Ayrıca, davalı-karşı davacının sözleşmenin feshinde haksız olması, cezai şart istemi yönünden sözleşmenin 17/f maddesi koşullarının oluşmaması ve diğer tüm taleplerinin ise müspet zarar niteliğinde olup sözleşmenin feshine karar verilmiş olmakla fesih halinde müspet zararlar istenemeyeceğinden mahkemece bu istemin de reddine karar verilmesinde dairemizce bir isabetsizlik görülmemiştir.
Bu durumda, istinaf kanun yoluna başvuranın dilekçesinde yer verdiği itirazların açıklanan gerekçe ışığında yerinde olmamasına, kararda kamu düzenine ilişkin bir aykırılık bulunmamasına, kararının usul ve esas yönünden hukuka uygun olmasına göre, duruşma açılmasına gerek görülmeyerek Hukuk Muhakemeleri Kanunu’nun 353/1-b-1 maddesi gereğince istinaf başvurusunun esastan reddine karar verilmesi gerekmiştir.

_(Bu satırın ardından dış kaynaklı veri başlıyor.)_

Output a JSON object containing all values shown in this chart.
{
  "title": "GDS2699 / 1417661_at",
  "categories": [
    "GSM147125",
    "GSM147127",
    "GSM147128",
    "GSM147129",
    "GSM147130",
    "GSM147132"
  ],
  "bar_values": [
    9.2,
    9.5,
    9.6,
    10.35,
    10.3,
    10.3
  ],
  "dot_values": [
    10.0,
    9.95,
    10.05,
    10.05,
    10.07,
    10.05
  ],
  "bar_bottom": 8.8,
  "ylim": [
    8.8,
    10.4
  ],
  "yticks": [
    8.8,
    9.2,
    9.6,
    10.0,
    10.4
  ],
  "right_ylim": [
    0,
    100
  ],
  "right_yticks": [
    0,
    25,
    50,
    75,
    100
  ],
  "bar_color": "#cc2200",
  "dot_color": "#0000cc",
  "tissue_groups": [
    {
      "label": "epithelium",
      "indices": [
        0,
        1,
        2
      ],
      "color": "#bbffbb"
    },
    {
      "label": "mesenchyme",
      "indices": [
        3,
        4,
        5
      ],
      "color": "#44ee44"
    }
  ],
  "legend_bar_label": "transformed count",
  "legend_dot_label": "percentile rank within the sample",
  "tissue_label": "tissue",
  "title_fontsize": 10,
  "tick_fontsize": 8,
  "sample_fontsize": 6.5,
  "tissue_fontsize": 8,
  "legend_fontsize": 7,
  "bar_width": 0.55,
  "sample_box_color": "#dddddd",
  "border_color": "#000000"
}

HÜKÜM : Yukarıda açıklanan nedenlerle;
1-Davalı-karşı davacı vekilinin istinaf başvurusunun Hukuk Muhakemeleri Kanunu’nun 353/1-b-1 maddesi uyarınca ESASTAN REDDİNE,
2-Davalı-karşı davacı için asıl dava yönünden istinaf karar harcı olan 37.469,48 TL’nin peşin alınan 9.367,36 TL’den mahsubu ile kalan 28.102,12 TL’nin davalı-karşı davacıdan alınarak hazineye gelir kaydına,
3-Davalı-karşı davacı için karşı dava yönünden istinaf karar harcı olan 80,70 TL’nin peşin alınan 44,40 TL’den mahsubu ile kalan 36,30 TL’nin davalı-karşı davacıdan alınarak hazineye gelir kaydına,
4-İstinaf başvurusu nedeni ile davalı-karşı davacı tarafından asıl dava ve karşı dava yönünden ayrı ayrı yapılan 121,30 TL istinaf kanun yoluna başvurma harcı ile yargılama giderlerin kendi üzerinde bırakılmasına,
5-HMK’nın 359/4. maddesi gereğince, temyizi kabil olan kararın dairemiz yazı işleri müdürlüğü tarafından resen tebliğe çıkarılmasına,
Dosya üzerinden yapılan inceleme neticesinde, kararın tebliğinden itibaren iki hafta içinde Yargıtay ilgili Hukuk Dairesinde temyiz yolu açık olmak üzere 04.01.2022 tarihinde oybirliğiyle karar verildi.